There is still time to stop Santos’ Narrabri gas project from puncturing holes in a recharge aquifer of the Great Artesian Basin, one of western New South Wales’ most precious groundwater resources. There is still time to make this important area a no-go zone for coal seam gas and safeguard the water resources of north west New South Wales.”

Ms Woods said it was clear from the last hearing that major recommendations made by the Chief Scientist had not been implemented.

The biggest gaps include failure to provide a three-tiered environmental insurance scheme, failure to establish a standing expert committee, and failure to develop systems that can detect cumulative impacts of the industry on precious water resources,” she said.

There are 11 expired and unused legacy coal seam gas licences languishing over the farmland, towns, and precious water resources of the drought-stricken north west that have never been through the Government’s new system for assessing areas for gas exploration.

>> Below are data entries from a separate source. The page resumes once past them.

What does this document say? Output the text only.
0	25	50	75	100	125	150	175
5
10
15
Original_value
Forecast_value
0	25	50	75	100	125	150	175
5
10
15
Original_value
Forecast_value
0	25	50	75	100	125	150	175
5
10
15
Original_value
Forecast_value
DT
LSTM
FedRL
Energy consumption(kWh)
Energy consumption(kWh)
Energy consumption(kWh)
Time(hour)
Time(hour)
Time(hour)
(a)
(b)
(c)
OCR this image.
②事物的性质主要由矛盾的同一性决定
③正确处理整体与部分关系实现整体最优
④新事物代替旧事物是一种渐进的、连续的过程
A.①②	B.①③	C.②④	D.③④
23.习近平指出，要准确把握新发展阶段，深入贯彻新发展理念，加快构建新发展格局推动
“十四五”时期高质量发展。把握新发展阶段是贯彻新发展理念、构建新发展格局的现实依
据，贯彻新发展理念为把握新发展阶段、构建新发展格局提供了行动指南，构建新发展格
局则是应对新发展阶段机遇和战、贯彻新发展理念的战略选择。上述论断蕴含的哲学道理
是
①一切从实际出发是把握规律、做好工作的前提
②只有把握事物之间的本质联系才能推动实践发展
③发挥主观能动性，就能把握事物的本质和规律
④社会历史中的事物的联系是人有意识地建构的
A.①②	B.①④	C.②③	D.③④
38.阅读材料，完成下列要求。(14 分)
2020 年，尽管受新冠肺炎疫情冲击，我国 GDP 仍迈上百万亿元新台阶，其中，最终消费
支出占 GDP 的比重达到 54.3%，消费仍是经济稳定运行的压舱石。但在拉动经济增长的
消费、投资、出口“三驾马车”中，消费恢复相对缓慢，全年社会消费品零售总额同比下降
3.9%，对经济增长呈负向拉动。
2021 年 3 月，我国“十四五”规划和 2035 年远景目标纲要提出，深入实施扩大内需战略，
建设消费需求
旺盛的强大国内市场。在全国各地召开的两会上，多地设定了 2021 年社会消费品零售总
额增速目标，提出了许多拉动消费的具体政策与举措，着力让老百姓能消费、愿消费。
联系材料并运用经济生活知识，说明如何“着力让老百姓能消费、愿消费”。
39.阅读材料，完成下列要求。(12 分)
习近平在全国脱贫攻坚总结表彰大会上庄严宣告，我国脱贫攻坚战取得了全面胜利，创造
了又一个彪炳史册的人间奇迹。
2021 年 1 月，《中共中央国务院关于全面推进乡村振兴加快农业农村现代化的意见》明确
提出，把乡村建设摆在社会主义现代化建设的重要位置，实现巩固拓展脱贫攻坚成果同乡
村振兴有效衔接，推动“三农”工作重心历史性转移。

The NSW Government is leaving farming communities in the north west exposed to unforeseen and irreversible loss or contamination of water resources and other environmental and health impacts from the CSG industry.

We need a reset from the Government that prioritises water security, people, and the needs of future generations and that means stopping the Narrabri gasfield.”

Brisbane Times reported on 3 February 2020 concerning the Adani Group's strategically timed donations:

On April 5, $12,500 was donated to the Liberal Party; that was four days before then-Environment Minister Melissa Price signed off on the groundwater management plans for Adani's central Queensland mine. 

Another $100,000 was donated to both parties in the month after Ms Price gave final federal approvals to the mine.